Card-only riders who hate haggling usually end up using Gett
At Ben Gurion Airport (mainly Terminal 3 arrivals), Gett works as an app-based way to call a licensed taxi, not a private Uber-style car. The app shows a price range before you confirm, so you’re not debating meters in Hebrew after a 4.5-hour flight from London or an 11-hour flight from New York. Figure on paying slightly more than the official taxi rank rate in exchange for app control and automatic card payment.
Trips into central Tel Aviv from TLV typically run around 25–30 minutes late at night and closer to 40–60 minutes in rush hour, but the Gett app doesn’t lock in a fixed time, only a price band. You’ll see your driver’s name, plate number, and estimated arrival time in minutes. Regulars say the in-app receipt is gold for expensing rides to offices in Rothschild, Ramat Gan, or Herzliya.

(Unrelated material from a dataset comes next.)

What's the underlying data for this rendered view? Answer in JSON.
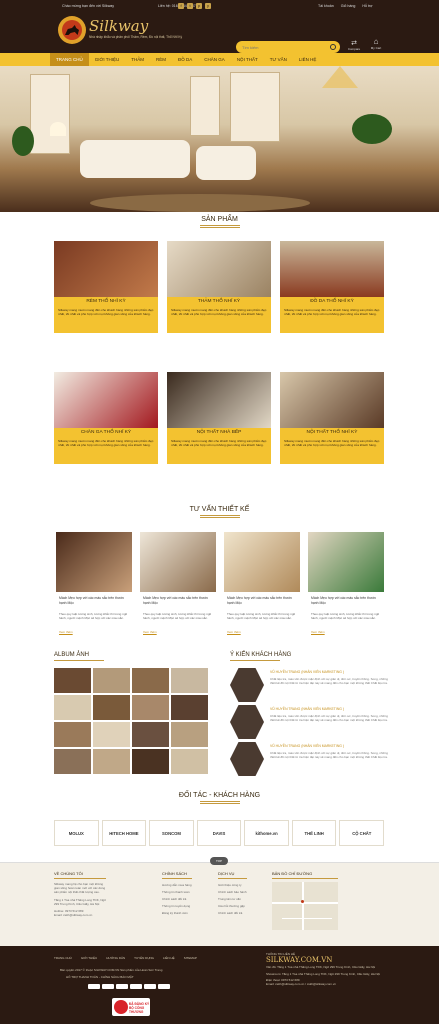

From the airport, Gett dispatches standard yellow taxis that are already licensed at TLV, so you’re still inside the regular taxi system, just booked via your phone. Compared with walking straight to the rank on Level G, you’re paying a small premium on the meter but skipping cash, card terminals that sometimes glitch, and any “fixed price” debates for runs to neighborhoods like Florentin or Jaffa.

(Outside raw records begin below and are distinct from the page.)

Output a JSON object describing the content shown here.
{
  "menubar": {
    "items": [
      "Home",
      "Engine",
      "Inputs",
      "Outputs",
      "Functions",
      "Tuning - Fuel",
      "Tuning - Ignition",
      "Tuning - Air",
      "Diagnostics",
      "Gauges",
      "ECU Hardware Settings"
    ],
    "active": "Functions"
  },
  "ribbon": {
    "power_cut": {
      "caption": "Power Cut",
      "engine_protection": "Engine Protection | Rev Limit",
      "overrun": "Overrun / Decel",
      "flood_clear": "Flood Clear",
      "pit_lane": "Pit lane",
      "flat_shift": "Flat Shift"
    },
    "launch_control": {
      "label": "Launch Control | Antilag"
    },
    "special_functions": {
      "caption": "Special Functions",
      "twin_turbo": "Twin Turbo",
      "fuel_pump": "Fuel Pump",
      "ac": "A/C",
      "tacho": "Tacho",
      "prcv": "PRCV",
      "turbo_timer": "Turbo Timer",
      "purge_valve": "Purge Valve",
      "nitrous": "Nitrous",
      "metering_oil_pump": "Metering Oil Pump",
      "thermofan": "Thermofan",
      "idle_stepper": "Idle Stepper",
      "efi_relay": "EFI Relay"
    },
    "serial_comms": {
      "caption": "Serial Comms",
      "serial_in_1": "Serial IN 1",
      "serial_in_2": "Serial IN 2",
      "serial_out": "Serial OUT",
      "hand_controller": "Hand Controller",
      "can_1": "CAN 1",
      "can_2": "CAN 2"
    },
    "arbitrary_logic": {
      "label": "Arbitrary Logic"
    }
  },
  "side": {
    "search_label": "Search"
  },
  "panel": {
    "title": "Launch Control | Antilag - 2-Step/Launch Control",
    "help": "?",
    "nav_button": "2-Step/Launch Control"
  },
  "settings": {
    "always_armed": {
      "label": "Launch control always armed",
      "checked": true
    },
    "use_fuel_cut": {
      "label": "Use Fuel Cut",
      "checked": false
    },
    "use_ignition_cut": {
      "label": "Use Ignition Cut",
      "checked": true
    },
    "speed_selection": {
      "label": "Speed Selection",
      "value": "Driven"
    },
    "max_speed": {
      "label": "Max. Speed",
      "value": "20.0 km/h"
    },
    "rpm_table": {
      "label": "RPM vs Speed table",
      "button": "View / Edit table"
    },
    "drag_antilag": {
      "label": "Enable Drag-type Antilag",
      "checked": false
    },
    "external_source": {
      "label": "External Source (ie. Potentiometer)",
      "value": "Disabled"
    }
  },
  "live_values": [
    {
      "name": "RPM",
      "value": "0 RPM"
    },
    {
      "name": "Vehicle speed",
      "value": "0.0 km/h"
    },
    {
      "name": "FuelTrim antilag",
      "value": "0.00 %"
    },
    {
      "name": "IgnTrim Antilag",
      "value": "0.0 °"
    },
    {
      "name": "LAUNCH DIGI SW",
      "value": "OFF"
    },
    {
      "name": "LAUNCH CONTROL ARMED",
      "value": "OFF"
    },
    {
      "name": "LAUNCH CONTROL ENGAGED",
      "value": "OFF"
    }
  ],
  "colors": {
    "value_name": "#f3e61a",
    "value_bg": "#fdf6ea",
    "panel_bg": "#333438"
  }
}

How to use Gett at TLV: step by step
- 1. Install and set up the app before landing; add a credit card or PayPal and switch currency to ILS if you want to match local prices.
- 2. After baggage claim at Terminal 3, walk out to the public arrivals hall on Level G and head to the signed taxi area near Gate 01.
- 3. Open Gett, set your pickup to “Ben Gurion Airport Terminal 3” (or Terminal 1 if that’s on your boarding pass), and drop your destination pin exactly, including full street number in Tel Aviv.
- 4. Check the fare range the app shows in shekels and compare it to the posted taxi tariff boards in the hall; expect Gett to come in slightly higher than the rank in many cases.
- 5. Confirm the order and watch the ETA; typical waits are under 10–15 minutes off-peak but can stretch much longer after Shabbat ends on Saturday night.
- 6. When the driver calls, confirm the exact lane number or pillar near the taxi area; some drivers prefer specific lanes and won’t pull directly to the closest curb.
- 7. Verify the plate and driver name in the app before loading bags, then pay automatically in-app when the ride ends; you’ll get an emailed or in-app receipt within seconds.
What regulars do and watch out for
Frequent TLV flyers often eyeball the taxi rank queue: if it looks like a 20–30 minute wait, they open Gett; if the line is short, they just join it and pay cash. A lot of locals pre-schedule Gett rides from Tel Aviv into TLV for 4:00–6:00 a.m. departures so they’re not hunting a street cab in Dizengoff at 3:15 in the morning.
Peak-traffic complaints are real: during storms or right after Shabbat, riders report drivers canceling when they see longer runs to suburbs like Rishon LeZion or Kfar Saba. Build in extra time, watch for repeat cancellations in the app, and have the official airport taxi rank as a backup plan if your pickup hasn’t materialized after 20 minutes.
One last tip: save a screenshot of your hotel’s Hebrew address from Google Maps before boarding, and paste it straight into Gett at TLV; fewer address corrections in the app means less back-and-forth with the driver and a cleaner receipt for your records.